Originally published on Torontoist on July 23, 2014.
Patrick DesJarlait, Maple Sugar Time, 1946. Philbrook Museum of Art, Tulsa. Image courtesy of the Art Gallery of Ontario.
Toronto has increasingly strived to honour the region’s First Nations—whether by acknowledging the historical presence of the Mississaugas of the New Credit on current City land or commemorating pre-European communities and trade routes. Now the Art Gallery of Ontario is following suit, staging an exhibition that highlights Anishinaabe artists from the Great Lakes region and making a greater effort to include indigenous art in its Canadian galleries.
“Before and After the Horizon: Anishinaabe Artists of the Great Lakes” is a collaborative effort of the AGO and the Smithsonian National Museum of the American Indian, in New York City, where the exhibition recently wrapped up after a one-year run. The displays are organized by themes relating to Anishinaabe concepts of place and spirituality, and how they interact with the outside world. One of the most intriguing themes is “cottager colonialism,” which suggests that the colonization of indigenous land continues by way of vacationing tourists. Political statements are scattered throughout the exhibition, from Nadia Myre’s bead-covered pages of the Indian Act to the use of historical indigenous status documents in Robert Houle’s “Premises” series. Floral beaded bags and leggings, meanwhile, provide inspiration for the contemporary paintings of Christi Belcourt, an Ontario Arts Council Aboriginal Arts Award recipient.

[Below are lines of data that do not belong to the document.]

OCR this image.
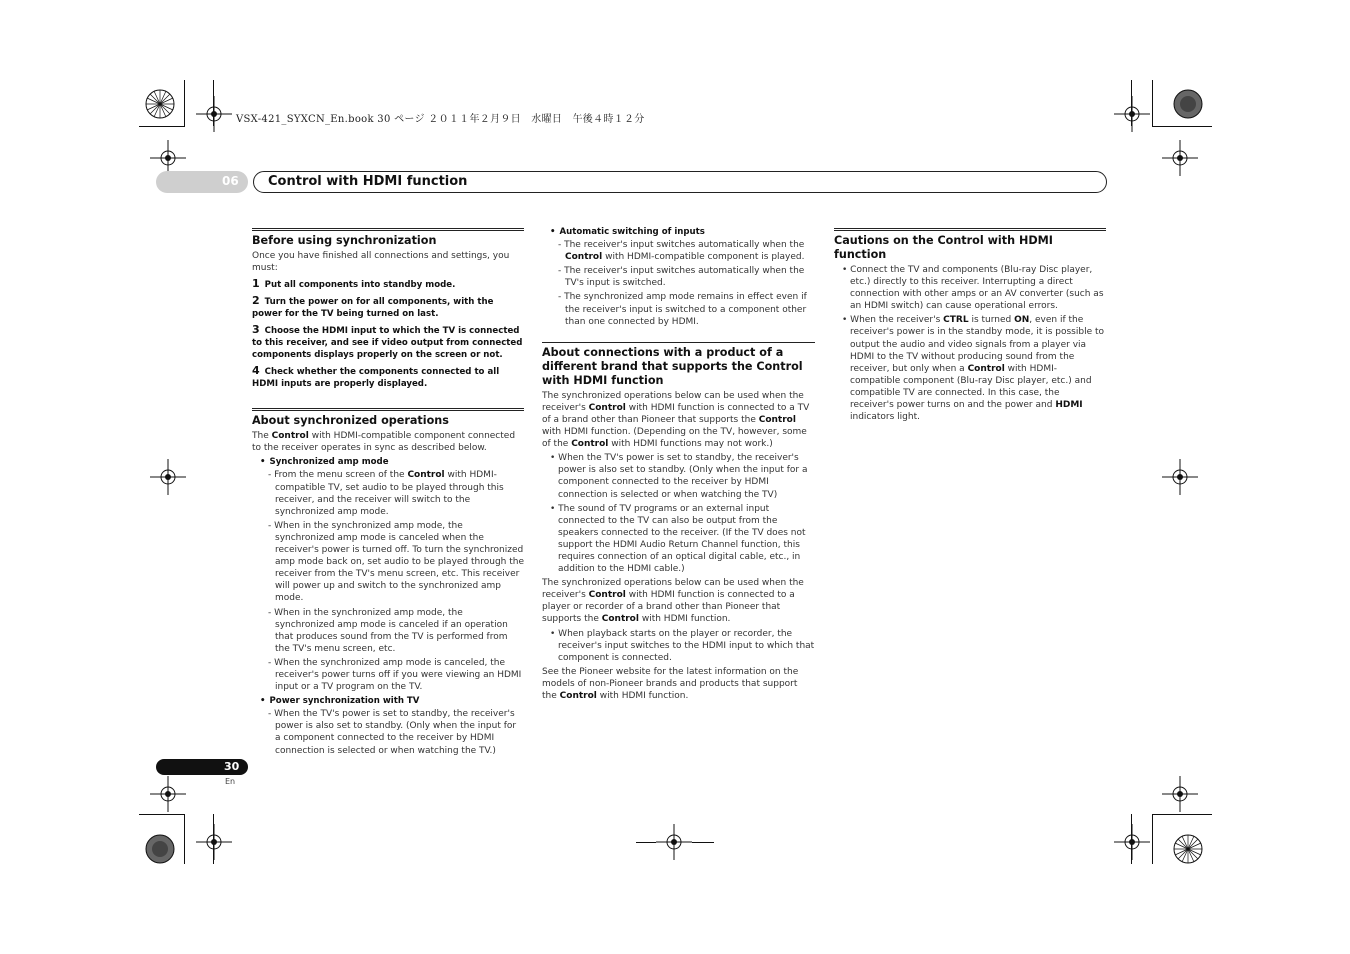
VSX-421_SYXCN_En.book 30 ページ ２０１１年２月９日　水曜日　午後４時１２分
06 Control with HDMI function
Before using synchronization

Once you have finished all connections and settings, you must:

1 Put all components into standby mode.
2 Turn the power on for all components, with the power for the TV being turned on last.
3 Choose the HDMI input to which the TV is connected to this receiver, and see if video output from connected components displays properly on the screen or not.
4 Check whether the components connected to all HDMI inputs are properly displayed.
About synchronized operations

The Control with HDMI-compatible component connected to the receiver operates in sync as described below.

• Synchronized amp mode
- From the menu screen of the Control with HDMI-compatible TV, set audio to be played through this receiver, and the receiver will switch to the synchronized amp mode.
- When in the synchronized amp mode, the synchronized amp mode is canceled when the receiver's power is turned off. To turn the synchronized amp mode back on, set audio to be played through the receiver from the TV's menu screen, etc. This receiver will power up and switch to the synchronized amp mode.
- When in the synchronized amp mode, the synchronized amp mode is canceled if an operation that produces sound from the TV is performed from the TV's menu screen, etc.
- When the synchronized amp mode is canceled, the receiver's power turns off if you were viewing an HDMI input or a TV program on the TV.
• Power synchronization with TV
- When the TV's power is set to standby, the receiver's power is also set to standby. (Only when the input for a component connected to the receiver by HDMI connection is selected or when watching the TV.)
• Automatic switching of inputs
- The receiver's input switches automatically when the Control with HDMI-compatible component is played.
- The receiver's input switches automatically when the TV's input is switched.
- The synchronized amp mode remains in effect even if the receiver's input is switched to a component other than one connected by HDMI.
About connections with a product of a different brand that supports the Control with HDMI function

The synchronized operations below can be used when the receiver's Control with HDMI function is connected to a TV of a brand other than Pioneer that supports the Control with HDMI function. (Depending on the TV, however, some of the Control with HDMI functions may not work.)

• When the TV's power is set to standby, the receiver's power is also set to standby. (Only when the input for a component connected to the receiver by HDMI connection is selected or when watching the TV)
• The sound of TV programs or an external input connected to the TV can also be output from the speakers connected to the receiver. (If the TV does not support the HDMI Audio Return Channel function, this requires connection of an optical digital cable, etc., in addition to the HDMI cable.)

The synchronized operations below can be used when the receiver's Control with HDMI function is connected to a player or recorder of a brand other than Pioneer that supports the Control with HDMI function.

• When playback starts on the player or recorder, the receiver's input switches to the HDMI input to which that component is connected.

See the Pioneer website for the latest information on the models of non-Pioneer brands and products that support the Control with HDMI function.

Cautions on the Control with HDMI function
• Connect the TV and components (Blu-ray Disc player, etc.) directly to this receiver. Interrupting a direct connection with other amps or an AV converter (such as an HDMI switch) can cause operational errors.
• When the receiver's CTRL is turned ON, even if the receiver's power is in the standby mode, it is possible to output the audio and video signals from a player via HDMI to the TV without producing sound from the receiver, but only when a Control with HDMI-compatible component (Blu-ray Disc player, etc.) and compatible TV are connected. In this case, the receiver's power turns on and the power and HDMI indicators light.
30
En
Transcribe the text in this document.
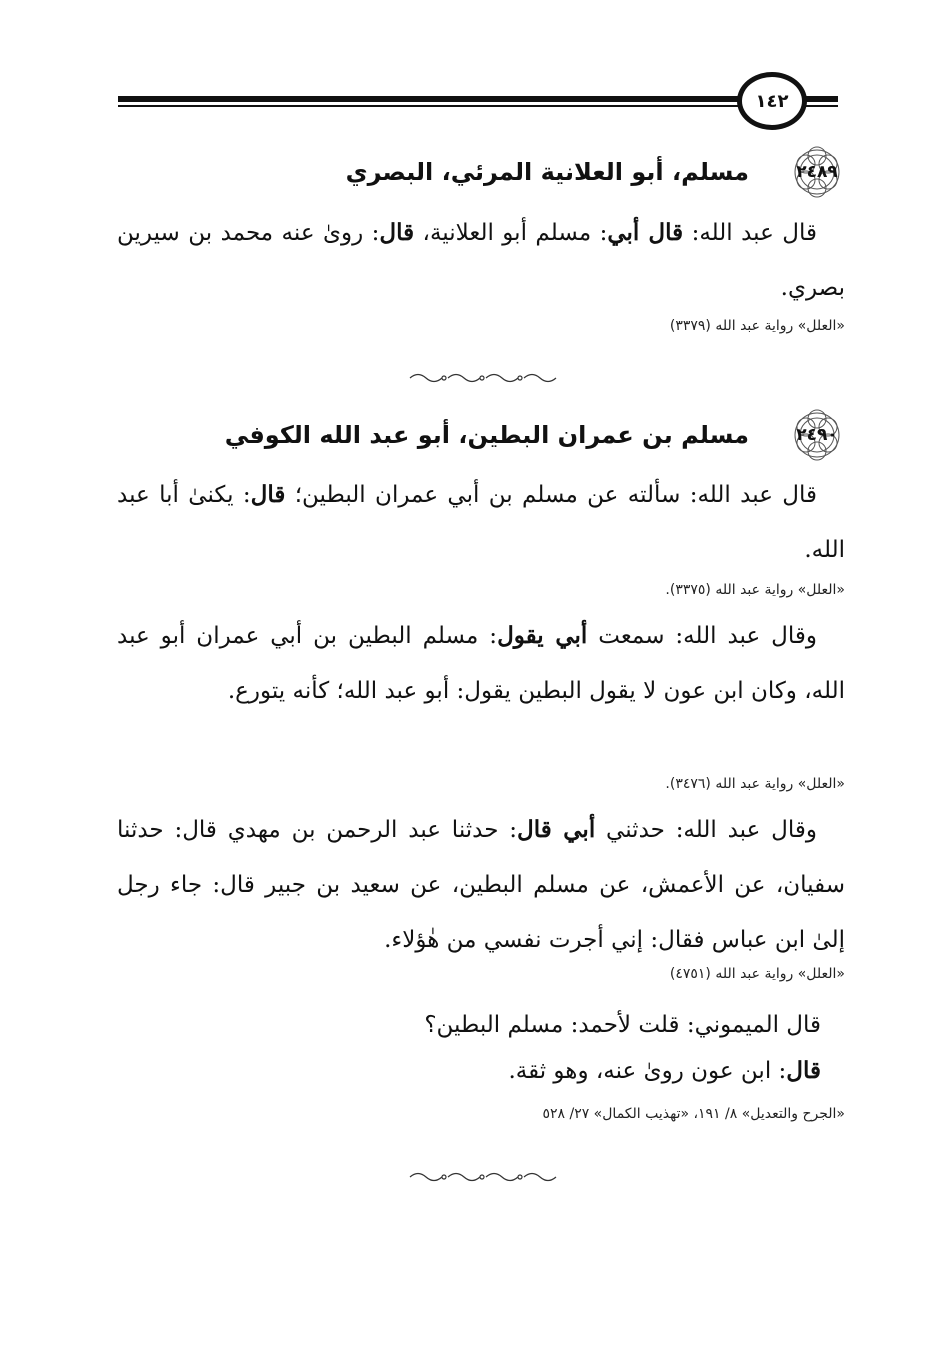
١٤٢
٢٤٨٩
مسلم، أبو العلانية المرئي، البصري
قال عبد الله: قال أبي: مسلم أبو العلانية، قال: روىٰ عنه محمد بن سيرين بصري.
«العلل» رواية عبد الله (٣٣٧٩)
٢٤٩٠
مسلم بن عمران البطين، أبو عبد الله الكوفي
قال عبد الله: سألته عن مسلم بن أبي عمران البطين؛ قال: يكنىٰ أبا عبد الله.
«العلل» رواية عبد الله (٣٣٧٥).
وقال عبد الله: سمعت أبي يقول: مسلم البطين بن أبي عمران أبو عبد الله، وكان ابن عون لا يقول البطين يقول: أبو عبد الله؛ كأنه يتورع.
«العلل» رواية عبد الله (٣٤٧٦).
وقال عبد الله: حدثني أبي قال: حدثنا عبد الرحمن بن مهدي قال: حدثنا سفيان، عن الأعمش، عن مسلم البطين، عن سعيد بن جبير قال: جاء رجل إلىٰ ابن عباس فقال: إني أجرت نفسي من هٰؤلاء.
«العلل» رواية عبد الله (٤٧٥١)
قال الميموني: قلت لأحمد: مسلم البطين؟
قال: ابن عون روىٰ عنه، وهو ثقة.
«الجرح والتعديل» ٨/ ١٩١، «تهذيب الكمال» ٢٧/ ٥٢٨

For AGO curator Andrew Hunter, “Before and After the Horizon” serves as a “bold catalyst for rethinking parts of our permanent collection space.” The gallery is focused on acquiring and commissioning more First Nations art, contextualizing that art with displays of First Nations artifacts, and labelling Anishinaabe works throughout the institution with a thunderbird symbol. Hunter says these moves will encourage “thinking about how a certain history is represented, how certain communities are present within an institution whose history is largely a Western European model.”
Regular visitors can see the effects of these changes in the Canadian galleries. In the 19th-century salon room, a display of bandolier bags and a Chester Brown drawing of Louis Riel are nods to First Nations history. Norval Morrisseau’s six-piece Man Changing into Thunderbird has moved from a hallway to a prominent space across from Group of Seven works. Another Morrisseau work, the colourful Psychic Space, may be the first to catch your eye when walking into “Before and After the Horizon”—or perhaps it will be Michael Belmore’s Shorelines, a map of North America hammered out in copper, a metal sacred to the Anishinaabe.

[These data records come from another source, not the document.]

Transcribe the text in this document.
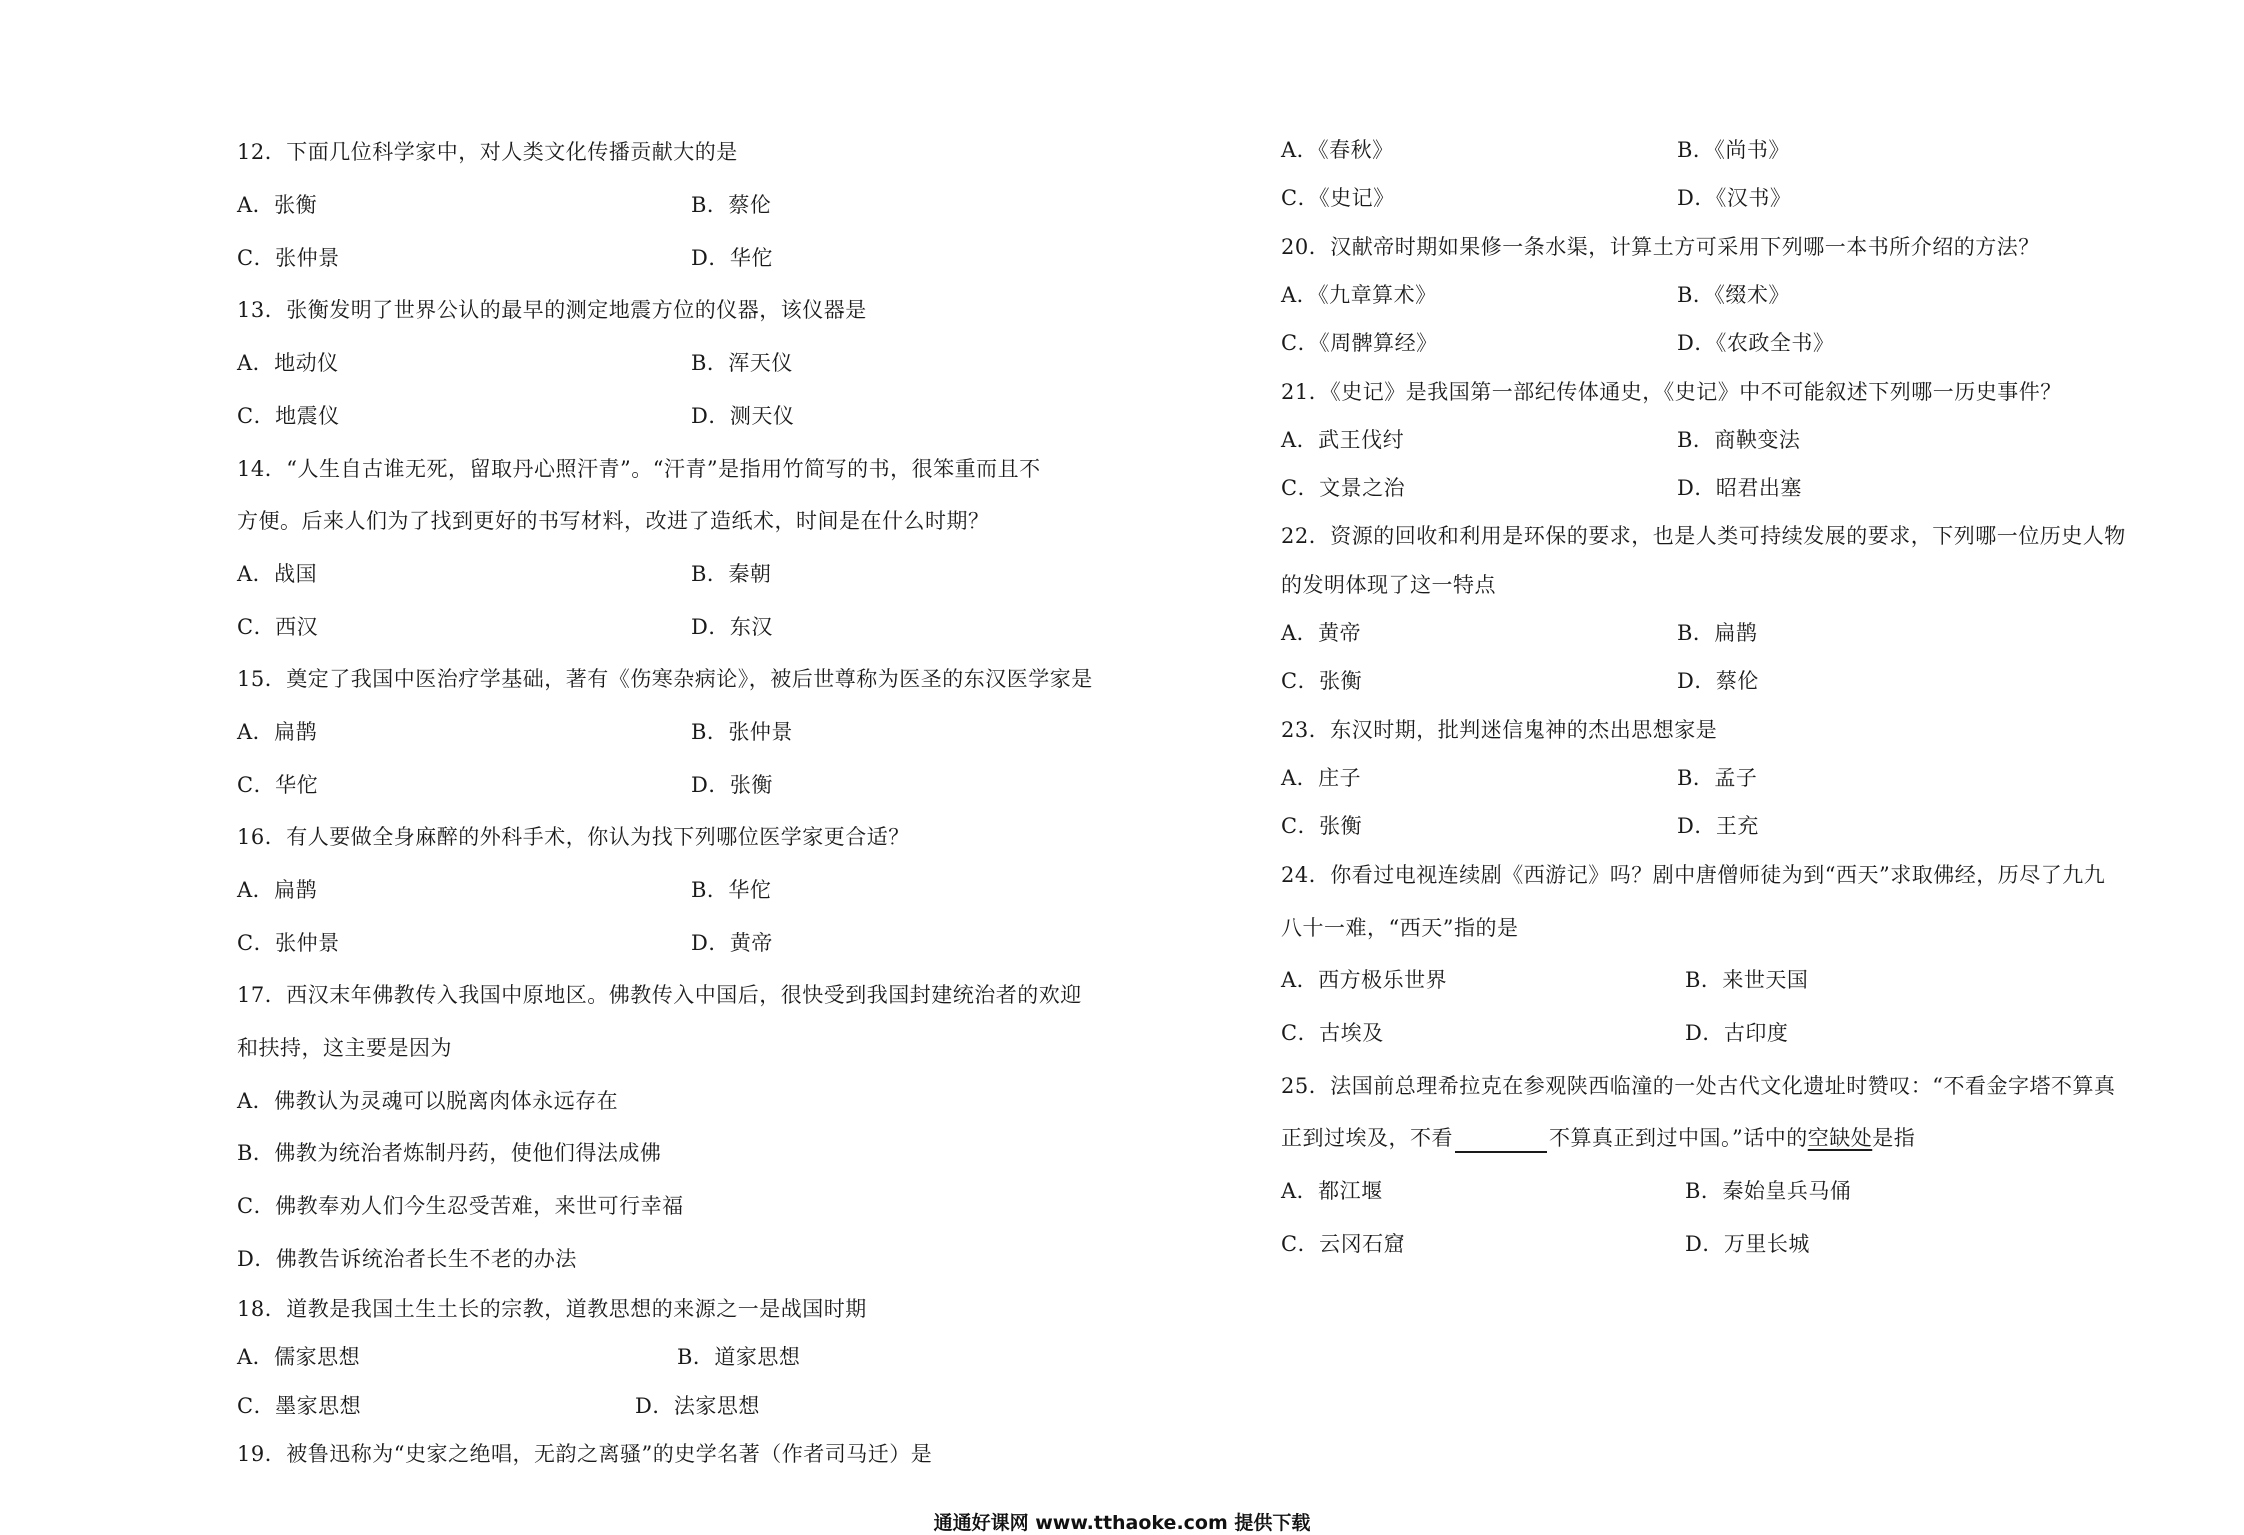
12．下面几位科学家中，对人类文化传播贡献大的是
A．张衡	B．蔡伦
C．张仲景	D．华佗
13．张衡发明了世界公认的最早的测定地震方位的仪器，该仪器是
A．地动仪	B．浑天仪
C．地震仪	D．测天仪
14．“人生自古谁无死，留取丹心照汗青”。“汗青”是指用竹简写的书，很笨重而且不
方便。后来人们为了找到更好的书写材料，改进了造纸术，时间是在什么时期？
A．战国	B．秦朝
C．西汉	D．东汉
15．奠定了我国中医治疗学基础，著有《伤寒杂病论》，被后世尊称为医圣的东汉医学家是
A．扁鹊	B．张仲景
C．华佗	D．张衡
16．有人要做全身麻醉的外科手术，你认为找下列哪位医学家更合适？
A．扁鹊	B．华佗
C．张仲景	D．黄帝
17．西汉末年佛教传入我国中原地区。佛教传入中国后，很快受到我国封建统治者的欢迎
和扶持，这主要是因为
A．佛教认为灵魂可以脱离肉体永远存在
B．佛教为统治者炼制丹药，使他们得法成佛
C．佛教奉劝人们今生忍受苦难，来世可行幸福
D．佛教告诉统治者长生不老的办法
18．道教是我国土生土长的宗教，道教思想的来源之一是战国时期
A．儒家思想	B．道家思想
C．墨家思想	D．法家思想
19．被鲁迅称为“史家之绝唱，无韵之离骚”的史学名著（作者司马迁）是
A．《春秋》	B．《尚书》
C．《史记》	D．《汉书》
20．汉献帝时期如果修一条水渠，计算土方可采用下列哪一本书所介绍的方法？
A．《九章算术》	B．《缀术》
C．《周髀算经》	D．《农政全书》
21．《史记》是我国第一部纪传体通史，《史记》中不可能叙述下列哪一历史事件？
A．武王伐纣	B．商鞅变法
C．文景之治	D．昭君出塞
22．资源的回收和利用是环保的要求，也是人类可持续发展的要求，下列哪一位历史人物
的发明体现了这一特点
A．黄帝	B．扁鹊
C．张衡	D．蔡伦
23．东汉时期，批判迷信鬼神的杰出思想家是
A．庄子	B．孟子
C．张衡	D．王充
24．你看过电视连续剧《西游记》吗？剧中唐僧师徒为到“西天”求取佛经，历尽了九九
八十一难，“西天”指的是
A．西方极乐世界	B．来世天国
C．古埃及	D．古印度
25．法国前总理希拉克在参观陕西临潼的一处古代文化遗址时赞叹：“不看金字塔不算真
正到过埃及，不看	不算真正到过中国。”话中的空缺处是指
A．都江堰	B．秦始皇兵马俑
C．云冈石窟	D．万里长城
通通好课网 www.tthaoke.com 提供下载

Robert Houle, Parfleche for Norval Morrisseau, 1999. National Museum of the American Indian. Image courtesy of the Art Gallery of Ontario
The Toronto incarnation of “Before and After the Horizon” features artists active in the city. Among them is photographer Keesic Douglas, who contributed his work Lifestyles, a quartet of photos depicting a contemporary urban First Nations couple living in a hipsterish apartment filled with stereotypical cultural artifacts. Interested in concepts of indigenous identity and representation, Douglas used historical paintings for reference when composing the shots.
Douglas was on hand for yesterday’s press preview, as was Bonnie Devine, who contributed two works to the exhibition. Inspired by the Canadian Shield landscape where she grew up as part of the Serpent River First Nation near Blind River, Devine’s contributions mix photos of rocks with “letters” drawing on the era of the Robinson Treaties of 1850, documents that turned her ancestors’ land over to the British.
Devine also contributed a piece installed in a regular gallery—one of several First Nations works that will continue to be displayed after the exhibition closes. For this piece, she took a wall map of Upper and Lower Canada, and transformed it into Battle for the Woodlands, where the Great Lakes are represented by animals, the St. Lawrence River runs red, and treaty boundaries are outlined. Accompanying the map is Treaty Robe for Tecumseh, a tribute to the War of 1812 hero.
Meanwhile, in the Walker Court, Robert Houle’s Seven Grandfathers transforms the roundels that encircle the space into ceremonial drums. This installation will provide the backdrop for the exhibition’s official public opening on July 30.